Michael was 14 on September 27. As always, his birthday post is a bit late. He wouldn’t have it any other way, I’m sure.
He still loves to read. The other night, having finished “1984”, he was looking for “Animal Farm” (unfindable, truly our book shelving leaves a great deal to be desired) and I said, “I can see the cover in my mind’s eye, it’s an old edition, one of those penguin orange ones.” Michael started pulling out old editions and found a copy of “Faust”. “This will do,” he said. I urged caution but the next morning there he was sitting up in bed finishing volume 1. We haven’t got volume 2 and I am a bit unclear as to where volume 1 came from as neither his father nor I have ever read it. Michael pronounced it to be alright – a bit slow to start apparently – and he has no particular desire to continue on to volume two. I think he might enjoy Dickens beyond “A Christmas Carol” (perennial favourite) – now to see if any can be found.
He loves to watch youtube videos on his phone and he loves board games. Some of his friends share his enthusiasm but not as many as he would like and as these games often involve weeks of your life, he can find it hard to get takers. He is still doing drama although the older he gets the more the gender balance skews female. He is indifferent.
He is growing still and is now quite a bit taller than me and his sister but still a little shorter than his brother. He is very thin and, perhaps in consequence, feels the cold terribly. He still wears his coat around the house in winter and, although the house could be warmer, it’s not that cold. Triumphantly, the Aga in the kitchen means that he now takes off his coat at dinner. I am fighting an entirely unavailing battle to get him to hang up his coat under the stairs rather than slinging it over the banister. The rest of the family have yielded to what they regard as sheer lunacy on my part but Michael remains…resistant.
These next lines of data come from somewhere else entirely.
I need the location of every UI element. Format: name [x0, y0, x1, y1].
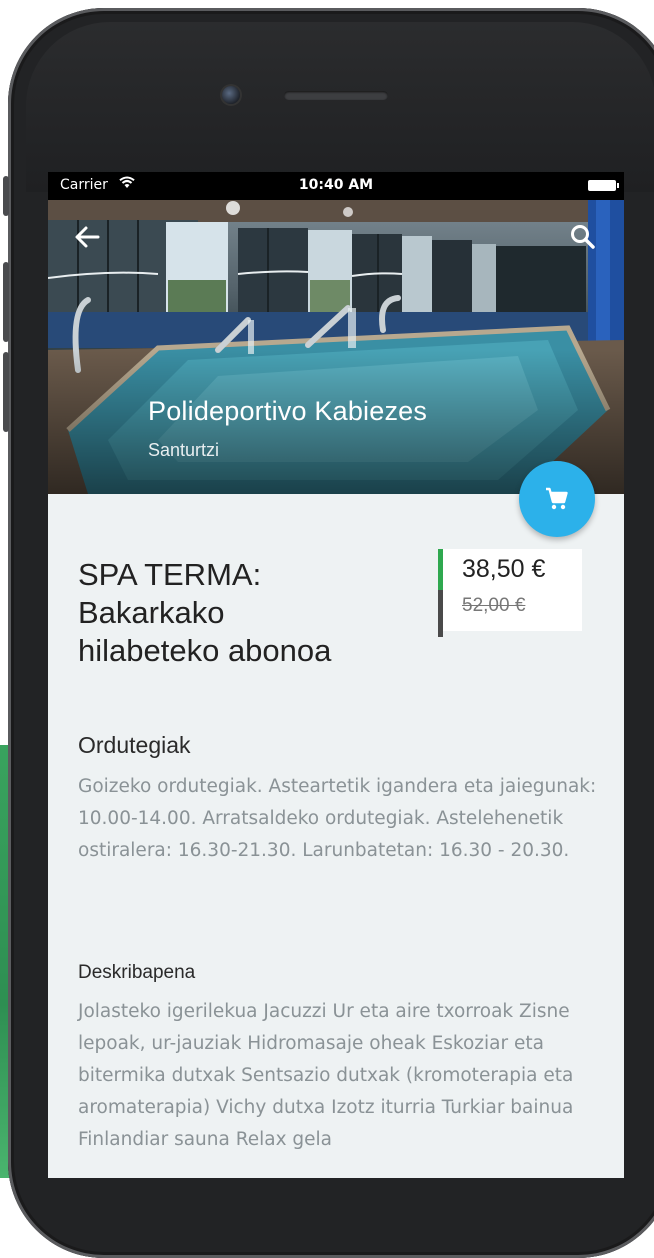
price-old-indicator: [438, 590, 443, 637]
schedule-title: Ordutegiak: [78, 732, 191, 758]
add-to-cart-button[interactable]: [519, 461, 595, 537]
product-title-line: hilabeteko abonoa: [78, 633, 332, 668]
price-current-indicator: [438, 549, 443, 590]
volume-up-button: [3, 262, 9, 342]
back-arrow-icon[interactable]: [72, 222, 102, 252]
clock: 10:40 AM: [298, 177, 374, 193]
product-title: SPA TERMA: Bakarkako hilabeteko abonoa: [78, 556, 408, 670]
product-title-line: Bakarkako: [78, 595, 225, 630]
venue-name: Polideportivo Kabiezes: [148, 396, 428, 426]
volume-down-button: [3, 352, 9, 432]
hero-image: Polideportivo Kabiezes Santurtzi: [48, 200, 624, 494]
old-price: 52,00 €: [462, 595, 526, 616]
current-price: 38,50 €: [462, 555, 546, 583]
mute-switch: [3, 176, 9, 216]
venue-city: Santurtzi: [148, 440, 220, 460]
description-title: Deskribapena: [78, 962, 196, 983]
front-camera: [222, 86, 240, 104]
price-box: 38,50 € 52,00 €: [438, 549, 582, 637]
status-bar: Carrier 10:40 AM: [48, 172, 624, 200]
earpiece-speaker: [284, 91, 388, 100]
battery-icon: [588, 180, 619, 191]
product-title-line: SPA TERMA:: [78, 557, 262, 592]
description-text: Jolasteko igerilekua Jacuzzi Ur eta aire…: [78, 1001, 574, 1150]
search-icon[interactable]: [568, 222, 598, 252]
shopping-cart-icon: [546, 487, 568, 510]
schedule-text: Goizeko ordutegiak. Asteartetik igandera…: [78, 776, 597, 861]
phone-bezel-top: [26, 22, 654, 192]
app-screen: Carrier 10:40 AM Polideportivo Kabiezes …: [48, 172, 624, 1178]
His diet is still far from perfect and quite limited but slowly it does seem to be expanding. I am delighted he is back on cornflakes and milk having abandoned them for some time in favour of bread and honey.
He still cycles in and out to school. This is pretty much his only form of exercise as he has, sadly, abandoned hockey and not taken up anything else instead – a very brief flirtation with golf having led nowhere. I discovered the other day that he is the only one of his siblings still cycling the approved (slightly longer but safer) route to school. He came off his bike the other day and wounded his knee and his dignity. I do worry about him on his bike but, at least he is on the quieter roads.
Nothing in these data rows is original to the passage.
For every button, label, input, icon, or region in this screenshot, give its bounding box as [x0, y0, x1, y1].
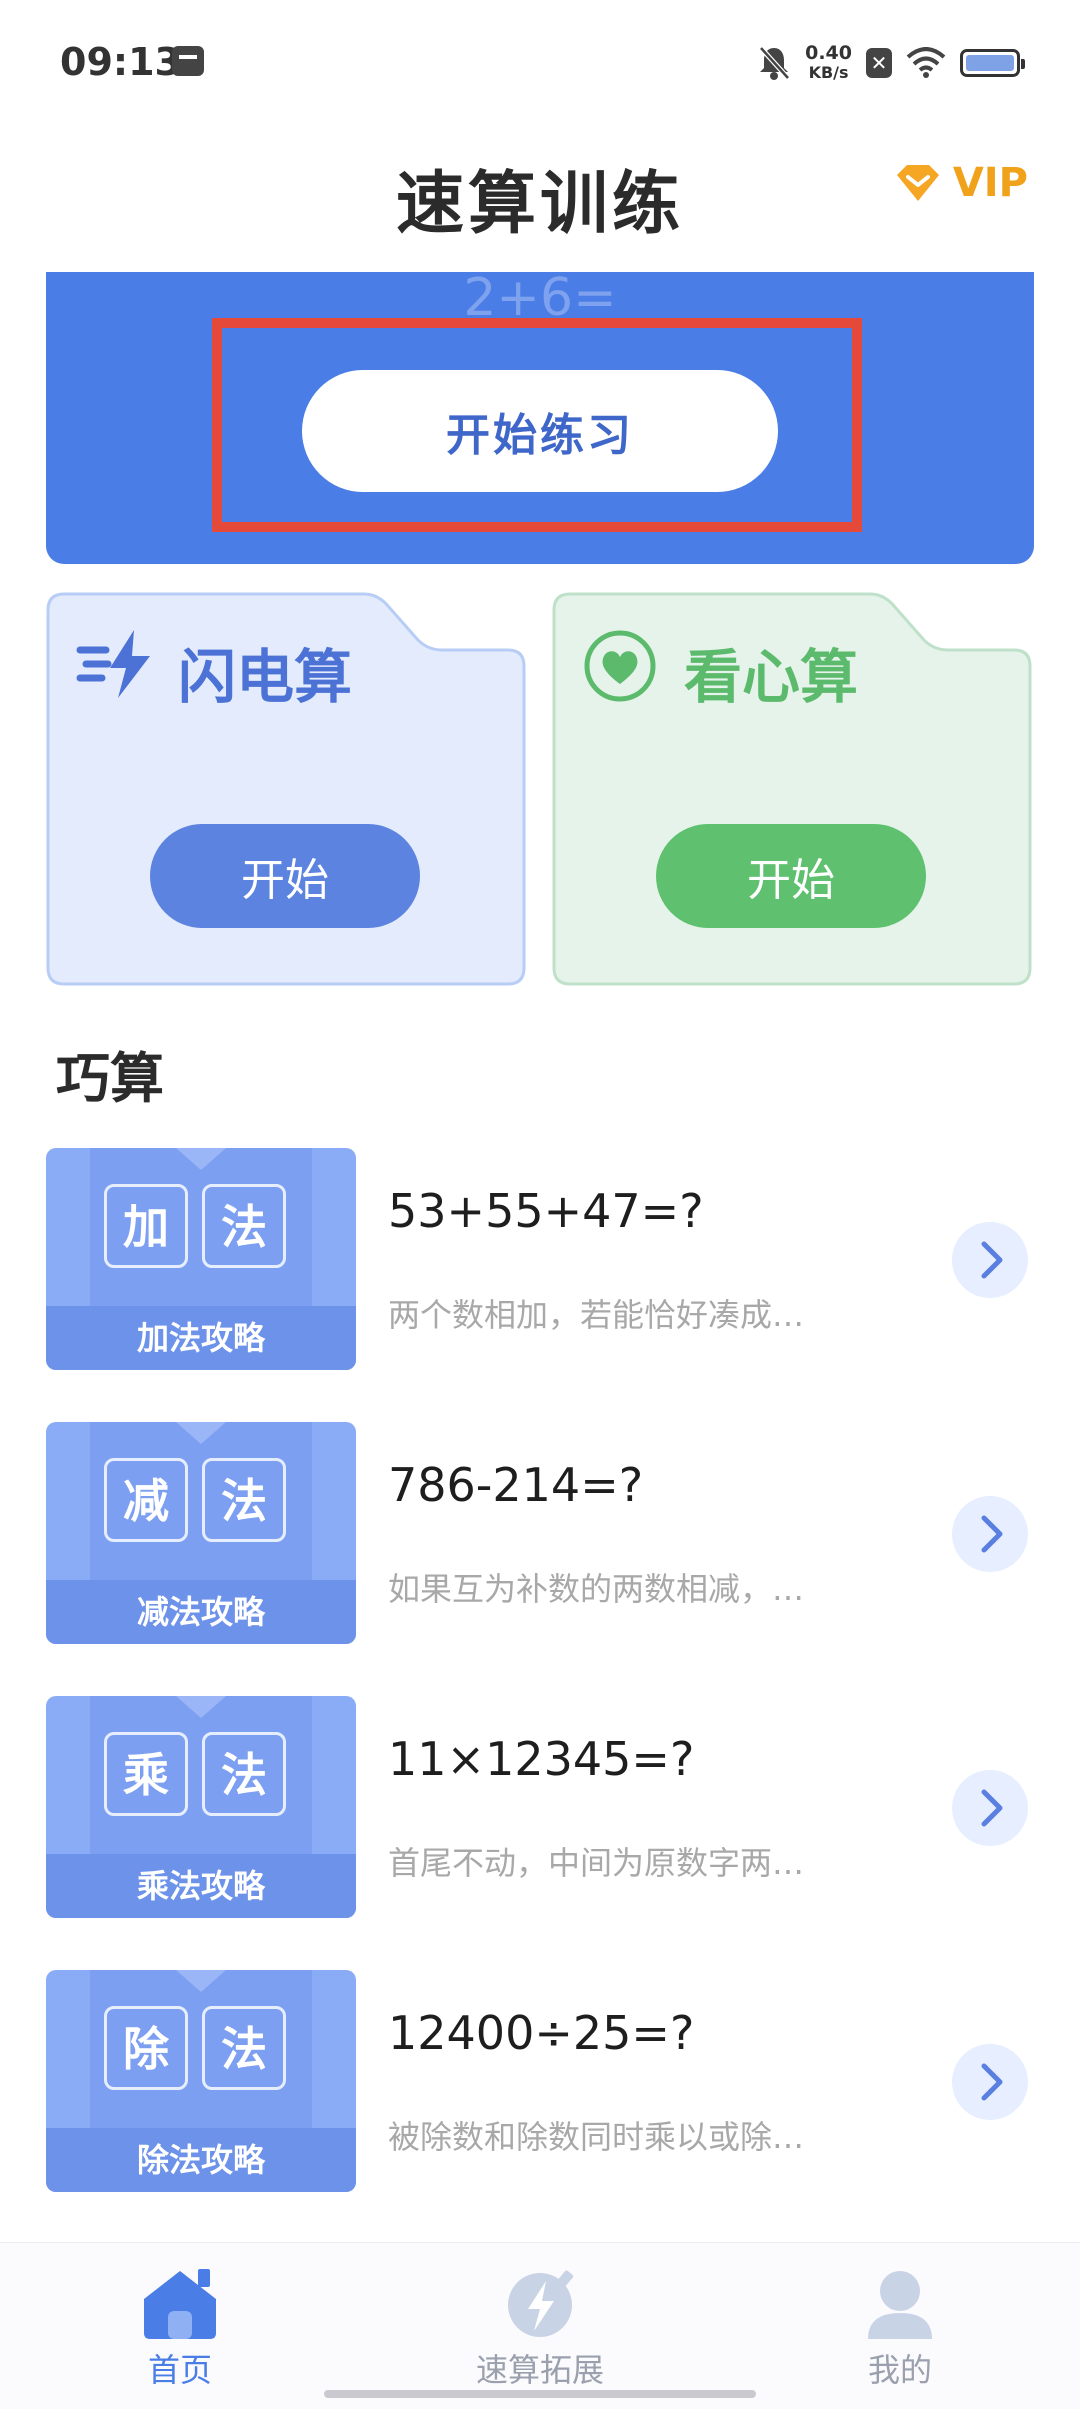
item-title: 12400÷25=?	[388, 2006, 695, 2060]
home-indicator[interactable]	[324, 2390, 756, 2398]
status-bar: 09:13 0.40 KB/s ✕	[0, 0, 1080, 120]
profile-icon	[868, 2271, 932, 2339]
list-item-subtraction[interactable]: 减 法 减法攻略 786-214=? 如果互为补数的两数相减，…	[46, 1422, 1034, 1644]
thumb-char: 法	[202, 1732, 286, 1816]
lightning-mode-title: 闪电算	[178, 643, 353, 711]
thumb-char: 法	[202, 2006, 286, 2090]
chevron-right-icon[interactable]	[952, 1770, 1028, 1846]
thumb-char: 法	[202, 1184, 286, 1268]
nav-label: 速算拓展	[475, 2351, 604, 2389]
chevron-right-icon[interactable]	[952, 2044, 1028, 2120]
list-item-addition[interactable]: 加 法 加法攻略 53+55+47=? 两个数相加，若能恰好凑成…	[46, 1148, 1034, 1370]
nav-expand[interactable]: 速算拓展	[430, 2267, 650, 2391]
thumb-char: 法	[202, 1458, 286, 1542]
list-item-multiplication[interactable]: 乘 法 乘法攻略 11×12345=? 首尾不动，中间为原数字两…	[46, 1696, 1034, 1918]
thumb-char: 除	[104, 2006, 188, 2090]
chevron-right-icon[interactable]	[952, 1222, 1028, 1298]
thumb-char: 加	[104, 1184, 188, 1268]
item-description: 如果互为补数的两数相减，…	[388, 1570, 805, 1608]
item-title: 11×12345=?	[388, 1732, 695, 1786]
heart-icon	[584, 630, 656, 702]
speed-unit: KB/s	[808, 63, 849, 82]
thumb-label: 乘法攻略	[46, 1854, 356, 1918]
wifi-icon	[906, 47, 946, 78]
status-time: 09:13	[60, 40, 181, 84]
thumb-label: 除法攻略	[46, 2128, 356, 2192]
thumb-char: 乘	[104, 1732, 188, 1816]
nav-label: 首页	[147, 2351, 212, 2389]
speed-value: 0.40	[805, 42, 852, 64]
home-icon	[144, 2269, 216, 2339]
diamond-icon	[896, 165, 939, 201]
mental-mode-title: 看心算	[684, 643, 859, 711]
notification-icon	[172, 46, 204, 76]
multiplication-thumbnail: 乘 法 乘法攻略	[46, 1696, 356, 1918]
status-indicators: 0.40 KB/s ✕	[757, 38, 1025, 88]
nav-profile[interactable]: 我的	[790, 2267, 1010, 2391]
item-description: 被除数和除数同时乘以或除…	[388, 2118, 805, 2156]
division-thumbnail: 除 法 除法攻略	[46, 1970, 356, 2192]
mental-start-button[interactable]: 开始	[656, 824, 926, 928]
bottom-nav: 首页 速算拓展 我的	[0, 2242, 1080, 2409]
subtraction-thumbnail: 减 法 减法攻略	[46, 1422, 356, 1644]
lightning-start-button[interactable]: 开始	[150, 824, 420, 928]
nav-home[interactable]: 首页	[70, 2267, 290, 2391]
item-title: 53+55+47=?	[388, 1184, 704, 1238]
chevron-right-icon[interactable]	[952, 1496, 1028, 1572]
start-practice-button[interactable]: 开始练习	[302, 370, 778, 492]
vip-button[interactable]: VIP	[895, 160, 1028, 206]
mute-bell-icon	[759, 46, 790, 80]
mental-mode-card[interactable]: 看心算 开始	[552, 592, 1032, 986]
addition-thumbnail: 加 法 加法攻略	[46, 1148, 356, 1370]
item-title: 786-214=?	[388, 1458, 644, 1512]
lightning-icon	[508, 2270, 574, 2337]
section-title: 巧算	[56, 1047, 164, 1110]
thumb-char: 减	[104, 1458, 188, 1542]
sim-off-icon: ✕	[866, 48, 892, 78]
network-speed: 0.40 KB/s	[805, 42, 852, 83]
practice-banner: 2+6= 开始练习	[46, 272, 1034, 564]
lightning-mode-card[interactable]: 闪电算 开始	[46, 592, 526, 986]
item-description: 两个数相加，若能恰好凑成…	[388, 1296, 805, 1334]
item-description: 首尾不动，中间为原数字两…	[388, 1844, 805, 1882]
thumb-label: 减法攻略	[46, 1580, 356, 1644]
lightning-icon	[76, 630, 150, 698]
nav-label: 我的	[867, 2351, 932, 2389]
thumb-label: 加法攻略	[46, 1306, 356, 1370]
battery-icon	[960, 49, 1025, 77]
list-item-division[interactable]: 除 法 除法攻略 12400÷25=? 被除数和除数同时乘以或除…	[46, 1970, 1034, 2192]
vip-label: VIP	[952, 160, 1028, 206]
He and Daniel get on really well although occasionally they annoy each other. Michael is indifferent to public opinion but his brother is not. This makes singing in public something of a flashpoint; Michael will sing to himself walking down the street, Daniel does not love this. Michael and his sister interact relatively little as she has a full social life and a bedroom she likes to stay in but when they are together, they get on fine.
His favourite thing to do is stay at home in his pyjamas. My friend R called around unexpectedly while Mr. Waffle and I were out. Michael let him in and showed him the new kitchen. Upon our return, Michael said, “One of your friends called, I’m not sure which one, he had a bike.” On inquiry, R confirmed that it was he. “How,” I enquired “did you enjoy Michael’s dressing gown and pyjama look at 3 in the afternoon?” R replied, “It is the younger son of a German princeling vibe.” This filled Michael’s heart with joy as it is exactly the look he was going for.
He loves a romantic comedy and he and I sometimes sit down together and watch a Richard Curtis number on Netflix. He is a big Hugh Grant fan. What can I say?
He is doing fine at school – he is particularly good at English which he really enjoys. He’s good at memorising poetry which is handy. He continues to be terrified of his Irish teacher which is a bit of a problem. For a child who often appears absolutely indifferent to outer expectations and the views of others, he can get quite stressed and worried about school work and whether he has properly understood the teachers’ instructions. But generally, he seems on top of things. I would like him to do the academic course his brother and sister have done in the summer which they both say he would really enjoy. The entrance exam was on recently and I tried to encourage him to give it a go. “Are you crazy Mum, do an exam to spend three weeks of my summer holidays in school?” he said. I did not persuade him to give it a go. If it’s not this, it will have to be Irish college.
He is a wonderfully engaging public speaker and, even in domestic circles, when offering his opinion speaks in clear and authoritative tones. He is convincing even if he is wrong. I regard this as a great gift which will stand him in good stead but perhaps needs to be carefully deployed.
He no longer runs out to greet me when I get home from work; alas, I do miss that but I suppose it is inevitable. He continues, however, to be very good at charming me to get his way. To the chagrin of his siblings who declare it all an act, I find him utterly delightful and endlessly entertaining.